The frogs are one of the sounds of Las Pozas. The waterfall is the main sound — a constant bass note that you stop consciously hearing after twenty minutes and then notice again when you walk away from it — and the frogs are the texture above it. I didn’t see as many species of birds as I might have with a guide and better binoculars, but I saw a blue-crowned motmot perched on a concrete ledge with a lack of concern for its surroundings that suggested it regarded the garden as its own property. I think it’s right.

The natural pools (pozas) at the base of the waterfalls are swimmable and very cold. I swam in one at noon, which was the sensible moment — the sun had been on the water for a few hours and it was merely cold rather than glacial — and floated on my back looking up at a concrete tower with a spiral staircase rising into the canopy while water from a six-meter fall hit the pool ten meters away and produced a mist that moved across the surface. This is the experience I would describe to someone as “the reason to go to Xilitla.”

The Town Below

Xilitla itself is a small town — maybe 15,000 people — that sits at a lower elevation than the garden and has the particular quality of small Huastecan towns: warm, slightly humid, with a market that sells both altitude crops (coffee, vanilla) and lowland tropical fruits, and people who are accustomed to visitors arriving for the garden and departing without engaging much with the town.

The coffee from this region is worth paying attention to — the altitude and cloud-forest conditions produce arabica with a slightly fruity, high-acid profile that is sold both as green beans and roasted at a few stalls in the market. I bought two hundred grams of roasted beans and carried them back to San Luis Potosí in my bag and thought about them the whole journey.

There’s a monastery — the Ex-Convento de San Agustín, sixteenth-century — at the center of town that most visitors who come for Las Pozas don’t enter, which is a mistake. The cloister has a peculiar overgrown quality that rhymes visually with the garden up the hill. Whether that’s coincidence or Edward James noticed it when he chose this location, I couldn’t say.

The natural swimming pools at Las Pozas, clear cold water pooled at the base of a waterfall with concrete structures visible at the edge, a thick cloud forest canopy above

Lia described Las Pozas, afterward, as the Dalí of gardens. I think she’s right, with the addition that the Salvador Dalí Museum in Figueres was designed by someone who knew what he was building and controlled the outcome. Las Pozas was designed by someone who had the same impulse and let the jungle design the rest. The result is stranger, and also sadder, and also more alive.

Practical Notes

Xilitla is roughly 300 kilometers northeast of San Luis Potosí city — about 4 to 5 hours by car on roads that become increasingly winding as you enter the sierra. There are bus services from San Luis Potosí and from Ciudad Valles (the nearest large city, 90 minutes by road); check current schedules as they change seasonally.

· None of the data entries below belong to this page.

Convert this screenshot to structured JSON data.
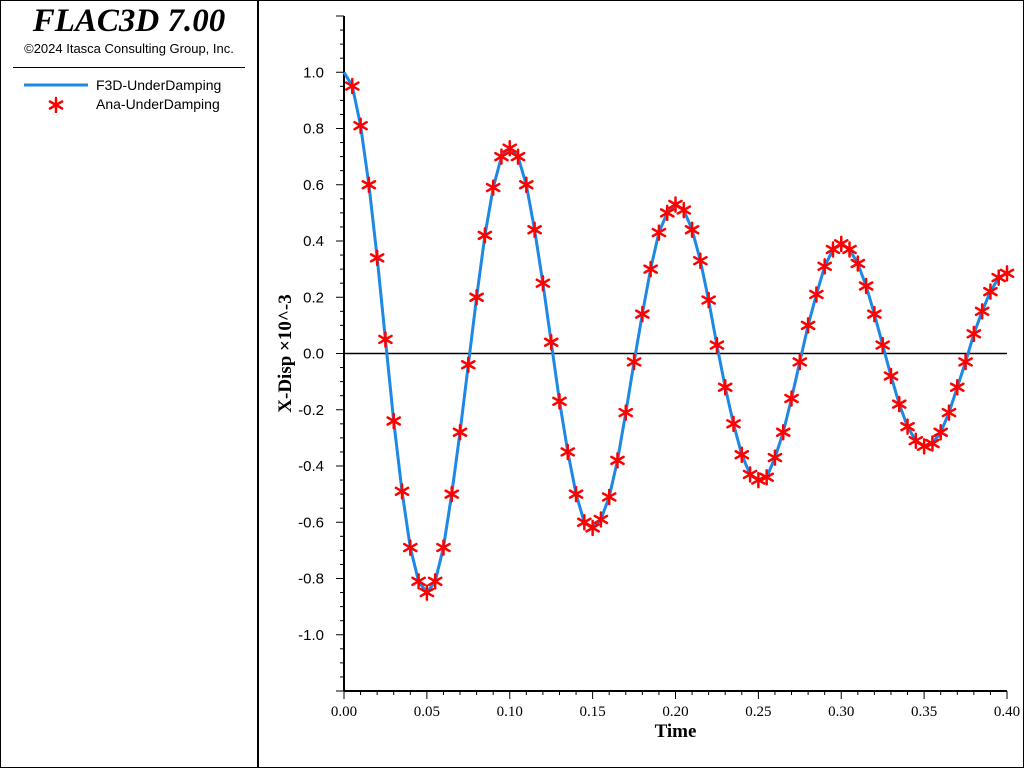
{
  "header": {
    "app_title": "FLAC3D 7.00",
    "copyright": "©2024 Itasca Consulting Group, Inc."
  },
  "legend": [
    {
      "label": "F3D-UnderDamping",
      "kind": "line",
      "color": "#1e88e5"
    },
    {
      "label": "Ana-UnderDamping",
      "kind": "asterisk",
      "color": "#ff0000"
    }
  ],
  "chart_data": {
    "type": "line",
    "xlabel": "Time",
    "ylabel": "X-Disp ×10^-3",
    "xlim": [
      0,
      0.4
    ],
    "ylim": [
      -1.2,
      1.2
    ],
    "x_ticks": [
      "0.00",
      "0.05",
      "0.10",
      "0.15",
      "0.20",
      "0.25",
      "0.30",
      "0.35",
      "0.40"
    ],
    "x_tick_values": [
      0,
      0.05,
      0.1,
      0.15,
      0.2,
      0.25,
      0.3,
      0.35,
      0.4
    ],
    "y_ticks": [
      "1.0",
      "0.8",
      "0.6",
      "0.4",
      "0.2",
      "0.0",
      "-0.2",
      "-0.4",
      "-0.6",
      "-0.8",
      "-1.0"
    ],
    "y_tick_values": [
      1.0,
      0.8,
      0.6,
      0.4,
      0.2,
      0.0,
      -0.2,
      -0.4,
      -0.6,
      -0.8,
      -1.0
    ],
    "zero_line": true,
    "grid": false,
    "legend_position": "left panel",
    "series": [
      {
        "name": "F3D-UnderDamping",
        "style": "line",
        "color": "#1e88e5",
        "x": [
          0.0,
          0.005,
          0.01,
          0.015,
          0.02,
          0.025,
          0.03,
          0.035,
          0.04,
          0.045,
          0.05,
          0.055,
          0.06,
          0.065,
          0.07,
          0.075,
          0.08,
          0.085,
          0.09,
          0.095,
          0.1,
          0.105,
          0.11,
          0.115,
          0.12,
          0.125,
          0.13,
          0.135,
          0.14,
          0.145,
          0.15,
          0.155,
          0.16,
          0.165,
          0.17,
          0.175,
          0.18,
          0.185,
          0.19,
          0.195,
          0.2,
          0.205,
          0.21,
          0.215,
          0.22,
          0.225,
          0.23,
          0.235,
          0.24,
          0.245,
          0.25,
          0.255,
          0.26,
          0.265,
          0.27,
          0.275,
          0.28,
          0.285,
          0.29,
          0.295,
          0.3,
          0.305,
          0.31,
          0.315,
          0.32,
          0.325,
          0.33,
          0.335,
          0.34,
          0.345,
          0.35,
          0.355,
          0.36,
          0.365,
          0.37,
          0.375,
          0.38,
          0.385,
          0.39,
          0.395,
          0.4
        ],
        "y": [
          1.0,
          0.951,
          0.81,
          0.6,
          0.34,
          0.05,
          -0.24,
          -0.49,
          -0.69,
          -0.81,
          -0.85,
          -0.81,
          -0.69,
          -0.5,
          -0.28,
          -0.04,
          0.2,
          0.42,
          0.59,
          0.7,
          0.73,
          0.7,
          0.6,
          0.44,
          0.25,
          0.04,
          -0.17,
          -0.35,
          -0.5,
          -0.6,
          -0.62,
          -0.59,
          -0.51,
          -0.38,
          -0.21,
          -0.03,
          0.14,
          0.3,
          0.43,
          0.5,
          0.53,
          0.51,
          0.44,
          0.33,
          0.19,
          0.03,
          -0.12,
          -0.25,
          -0.36,
          -0.43,
          -0.45,
          -0.44,
          -0.37,
          -0.28,
          -0.16,
          -0.03,
          0.1,
          0.21,
          0.31,
          0.37,
          0.39,
          0.37,
          0.32,
          0.24,
          0.14,
          0.03,
          -0.08,
          -0.18,
          -0.26,
          -0.31,
          -0.33,
          -0.32,
          -0.28,
          -0.21,
          -0.12,
          -0.03,
          0.07,
          0.15,
          0.22,
          0.27,
          0.285
        ]
      },
      {
        "name": "Ana-UnderDamping",
        "style": "asterisk",
        "color": "#ff0000",
        "x": [
          0.005,
          0.01,
          0.015,
          0.02,
          0.025,
          0.03,
          0.035,
          0.04,
          0.045,
          0.05,
          0.055,
          0.06,
          0.065,
          0.07,
          0.075,
          0.08,
          0.085,
          0.09,
          0.095,
          0.1,
          0.105,
          0.11,
          0.115,
          0.12,
          0.125,
          0.13,
          0.135,
          0.14,
          0.145,
          0.15,
          0.155,
          0.16,
          0.165,
          0.17,
          0.175,
          0.18,
          0.185,
          0.19,
          0.195,
          0.2,
          0.205,
          0.21,
          0.215,
          0.22,
          0.225,
          0.23,
          0.235,
          0.24,
          0.245,
          0.25,
          0.255,
          0.26,
          0.265,
          0.27,
          0.275,
          0.28,
          0.285,
          0.29,
          0.295,
          0.3,
          0.305,
          0.31,
          0.315,
          0.32,
          0.325,
          0.33,
          0.335,
          0.34,
          0.345,
          0.35,
          0.355,
          0.36,
          0.365,
          0.37,
          0.375,
          0.38,
          0.385,
          0.39,
          0.395,
          0.4
        ],
        "y": [
          0.951,
          0.81,
          0.6,
          0.34,
          0.05,
          -0.24,
          -0.49,
          -0.69,
          -0.81,
          -0.85,
          -0.81,
          -0.69,
          -0.5,
          -0.28,
          -0.04,
          0.2,
          0.42,
          0.59,
          0.7,
          0.73,
          0.7,
          0.6,
          0.44,
          0.25,
          0.04,
          -0.17,
          -0.35,
          -0.5,
          -0.6,
          -0.62,
          -0.59,
          -0.51,
          -0.38,
          -0.21,
          -0.03,
          0.14,
          0.3,
          0.43,
          0.5,
          0.53,
          0.51,
          0.44,
          0.33,
          0.19,
          0.03,
          -0.12,
          -0.25,
          -0.36,
          -0.43,
          -0.45,
          -0.44,
          -0.37,
          -0.28,
          -0.16,
          -0.03,
          0.1,
          0.21,
          0.31,
          0.37,
          0.39,
          0.37,
          0.32,
          0.24,
          0.14,
          0.03,
          -0.08,
          -0.18,
          -0.26,
          -0.31,
          -0.33,
          -0.32,
          -0.28,
          -0.21,
          -0.12,
          -0.03,
          0.07,
          0.15,
          0.22,
          0.27,
          0.285
        ]
      }
    ]
  }
}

Las Pozas is open daily from 9am to 6pm. Admission was around 100 pesos at last visit. The site is maintained by the Xilitla Foundation; guided tours are available and useful for understanding the intent behind specific structures, though wandering unguided also works.

Wear shoes with grip — the paths are stone and concrete and become very slippery when wet. The dry season (November to April) offers more photogenic conditions; the wet season is greener and more atmospheric but also muddier. Bring insect repellent regardless of season.

Accommodation in Xilitla is limited: a handful of small hotels, the best of which are up in the hills above town with views into the cloud forest. Posada El Castillo is a hotel actually within a house that Edward James built on the property — it sleeps a small number of guests and is the most obviously correct place to stay. Book far in advance.